Cao Yang, Liang Haibin, Zhang Fei, Luan Zhou, Zhao Shuai, Wang Xu-An, Liu Shibo, Bao Runfa, Shu Yijun, Ma Qiang, Zhu Jian, Liu Yingbin
Department of General Surgery, Xinhua Hospital Affiliated to Shanghai Jiao Tong University School of Medicine, 1665 Kongjiang Road, Shanghai, 200092, P.R. China.
Institute of Biliary Tract Disease, Shanghai Jiao Tong University School of Medicine, Shanghai, 1665 Kongjiang Road, Shanghai, P.R. China.
J Exp Clin Cancer Res. 2016 Apr 16;35:68. doi: 10.1186/s13046-016-0346-7.
Prohibitin (PHB), a pleiotropic protein overexpressed in several tumor types, has been implicated in the regulation of cell proliferation, invasive migration and survival. However, PHB expression and its biological function in gallbladder cancer (GBC) remain largely unknown.

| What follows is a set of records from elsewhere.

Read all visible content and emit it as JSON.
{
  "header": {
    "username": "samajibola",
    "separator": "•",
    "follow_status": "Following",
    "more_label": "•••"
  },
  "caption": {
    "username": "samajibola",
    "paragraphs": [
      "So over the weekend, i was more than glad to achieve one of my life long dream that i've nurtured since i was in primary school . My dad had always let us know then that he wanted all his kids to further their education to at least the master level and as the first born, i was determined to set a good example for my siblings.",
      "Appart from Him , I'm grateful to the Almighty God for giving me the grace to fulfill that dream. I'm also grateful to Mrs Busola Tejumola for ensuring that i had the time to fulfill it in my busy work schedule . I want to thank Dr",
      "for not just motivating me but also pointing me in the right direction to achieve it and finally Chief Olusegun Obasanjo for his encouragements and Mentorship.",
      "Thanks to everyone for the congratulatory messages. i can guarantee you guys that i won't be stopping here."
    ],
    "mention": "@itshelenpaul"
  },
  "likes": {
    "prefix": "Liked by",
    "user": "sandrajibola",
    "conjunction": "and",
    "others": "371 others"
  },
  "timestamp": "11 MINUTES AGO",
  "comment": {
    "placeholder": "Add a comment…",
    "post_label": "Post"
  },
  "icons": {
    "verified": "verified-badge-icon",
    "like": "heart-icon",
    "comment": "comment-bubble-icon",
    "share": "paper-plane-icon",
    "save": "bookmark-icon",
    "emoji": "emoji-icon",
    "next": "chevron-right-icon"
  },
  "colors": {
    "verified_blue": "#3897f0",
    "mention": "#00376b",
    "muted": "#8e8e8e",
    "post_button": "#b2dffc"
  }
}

PHB and p-ERK protein expressions were determined in human GBC tissues by immunohistochemistry (IHC). The effects of PHB knockdown on GBC cell proliferation and invasiveness were evaluated using Cell Counting Kit-8 (CCK-8) cell viability, cell cycle analysis, transwell invasion and gelatin zymography assays. Subcutaneous xenograft and tail vein-lung metastasis tumor models in nude mice were employed to further substantiate the role of PHB in GBC progression.
PHB protein was overexpressed in GBC tissues and was significantly associated with histological grade, tumor stage and perineural invasion. Furthermore, PHB expression was negatively associated with overall survival in GBC patients. In vitro experimental studies demonstrated that the downregulation of PHB expression by lentivirus-mediated shRNA interference not only inhibited the ERK pathway activation but also reduced the proliferative and invasive capacities of GBC cells. Moreover, PD0325901, a specific inhibitor of MEK, markedly impaired PHB- mediated phosphorylation of ERK protein. IHC statistical analyses further validated that PHB expression was positively correlated with ERK protein phosphorylation levels in GBC tissue samples. In vivo, PHB depletion also resulted in dramatic reductions in the growth and metastasis of GBC cells.
Our findings demonstrate that PHB overexpression predicts poor survival in GBC patients. PHB could serve as a novel prognostic biomarker and a potential therapeutic target for GBCs.
抑制素(PHB)是一种在多种肿瘤类型中过表达的多效性蛋白,与细胞增殖、侵袭性迁移和存活的调节有关。然而,PHB在胆囊癌(GBC)中的表达及其生物学功能仍 largely未知。
通过免疫组织化学(IHC)检测人GBC组织中PHB和p-ERK蛋白的表达。使用细胞计数试剂盒-8(CCK-8)细胞活力、细胞周期分析、Transwell侵袭和明胶酶谱分析评估PHB敲低对GBC细胞增殖和侵袭性的影响。采用裸鼠皮下异种移植和尾静脉肺转移肿瘤模型进一步证实PHB在GBC进展中的作用。
PHB蛋白在GBC组织中过表达,且与组织学分级、肿瘤分期和神经周围浸润显著相关。此外,PHB表达与GBC患者的总生存期呈负相关。体外实验研究表明,慢病毒介导的shRNA干扰下调PHB表达不仅抑制ERK途径激活,还降低了GBC细胞的增殖和侵袭能力。此外,MEK的特异性抑制剂PD0325901显著损害PHB介导的ERK蛋白磷酸化。IHC统计分析进一步验证了GBC组织样本中PHB表达与ERK蛋白磷酸化水平呈正相关。在体内,PHB缺失也导致GBC细胞的生长和转移显著减少。
我们的研究结果表明,PHB过表达预示GBC患者预后不良。PHB可作为GBC的一种新型预后生物标志物和潜在治疗靶点。